Is an internal script / programming language allowed on the iPhone App Store?

I heard some conflicting things about the acceptability of scripting languages ​​(like Lua) in apps for the App Store. I would like to hear from anyone who understands the policy regarding applications that contain a certain level of programmability, or those who have had experience submitting such an application for approval.

For example, suppose I want to create some kind of statistical package. It can provide the user with an application-specific language for code scripts that will manipulate data by invoking built-in statistical functions.

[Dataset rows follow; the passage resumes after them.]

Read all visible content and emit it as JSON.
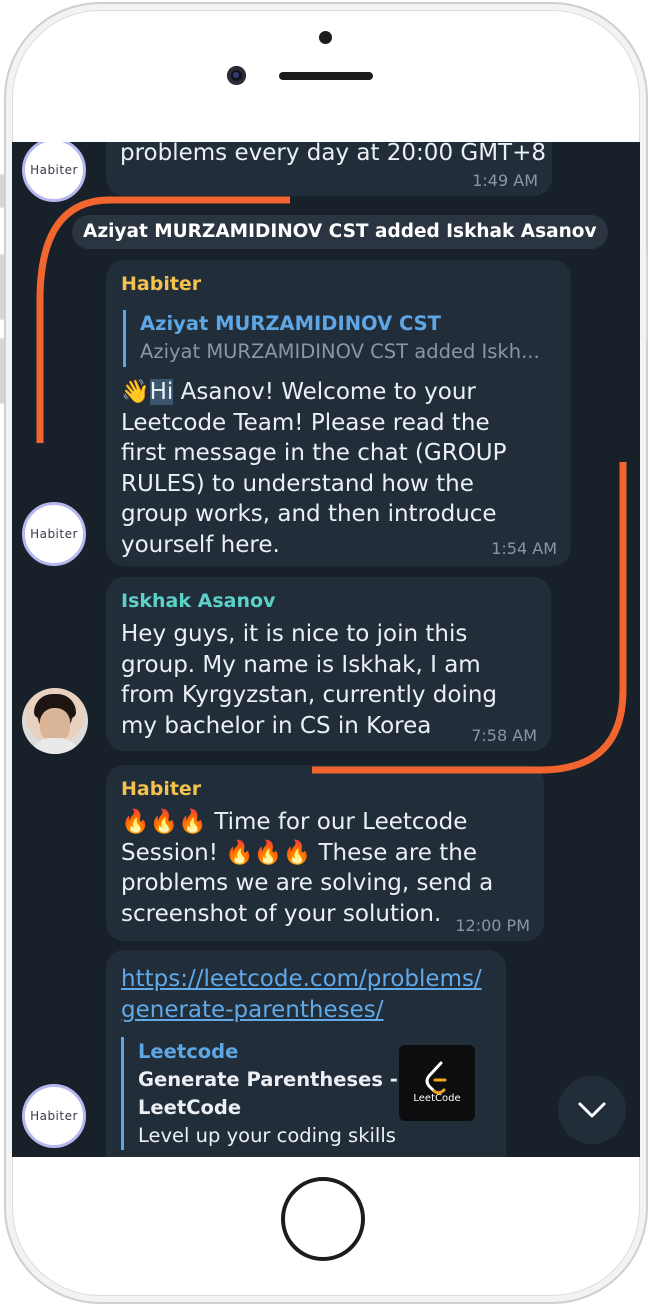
{
  "chat": {
    "prev_message_tail": "problems every day at 20:00 GMT+8",
    "prev_time": "1:49 AM",
    "service_message": "Aziyat MURZAMIDINOV CST added Iskhak Asanov",
    "avatar_label": "Habiter",
    "messages": [
      {
        "sender": "Habiter",
        "reply_name": "Aziyat MURZAMIDINOV CST",
        "reply_text": "Aziyat MURZAMIDINOV CST added Iskh...",
        "emoji": "👋",
        "highlight": "Hi",
        "text_rest": " Asanov! Welcome to your Leetcode Team! Please read the first message in the chat (GROUP RULES) to understand how the group works, and then introduce yourself here.",
        "time": "1:54 AM"
      },
      {
        "sender": "Iskhak Asanov",
        "text": "Hey guys, it is nice to join this group. My name is Iskhak, I am from Kyrgyzstan, currently doing my bachelor in CS in Korea",
        "time": "7:58 AM"
      },
      {
        "sender": "Habiter",
        "text": "🔥🔥🔥 Time for our Leetcode Session! 🔥🔥🔥 These are the problems we are solving, send a screenshot of your solution.",
        "time": "12:00 PM"
      },
      {
        "link": "https://leetcode.com/problems/generate-parentheses/",
        "preview_site": "Leetcode",
        "preview_title": "Generate Parentheses - LeetCode",
        "preview_desc": "Level up your coding skills",
        "thumb_label": "LeetCode"
      }
    ]
  },
  "colors": {
    "background": "#18202a",
    "bubble": "#222d3a",
    "habiter_name": "#f2c14e",
    "iskhak_name": "#5bd1c9",
    "link": "#62a9e8",
    "annotation": "#f2652f"
  },
  "icons": {
    "scroll_down": "chevron-down-icon"
  }
}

If this scripting tool does not have access to any objects outside the application sandbox, can this be an obstacle to accepting the App Store?

+4
source share
2 answers

Yes.

Using Javascript code running inside a UIWebView is an explicitly permitted scripting methodology. See PhoneGap for one use case.

Other scripting languages ​​may be acceptable if they do not run downloaded code or compile executable code (even JIT). This is the standard methodology for many 3D game engines. (The Apple SDK agreement was amended to allow this around September 2010.)

Comments added:

Other examples. Currently, the iOS App Store has at least 5 major translators and several programmable calculators. Possibly interpreters for Scheme, Ruby and Python.

Unknown If you developed an interpreter in Javascript for a statistical language, could this Javascript in UIWebView load and interpret the source code in that particular statistical language?

+6
source

If this scripting tool does not have access to any objects that are outside the application sandbox [.,.]

Yes , that should be good. Recent App Store guides explicitly allow interpreted code, provided that it is not updated remotely.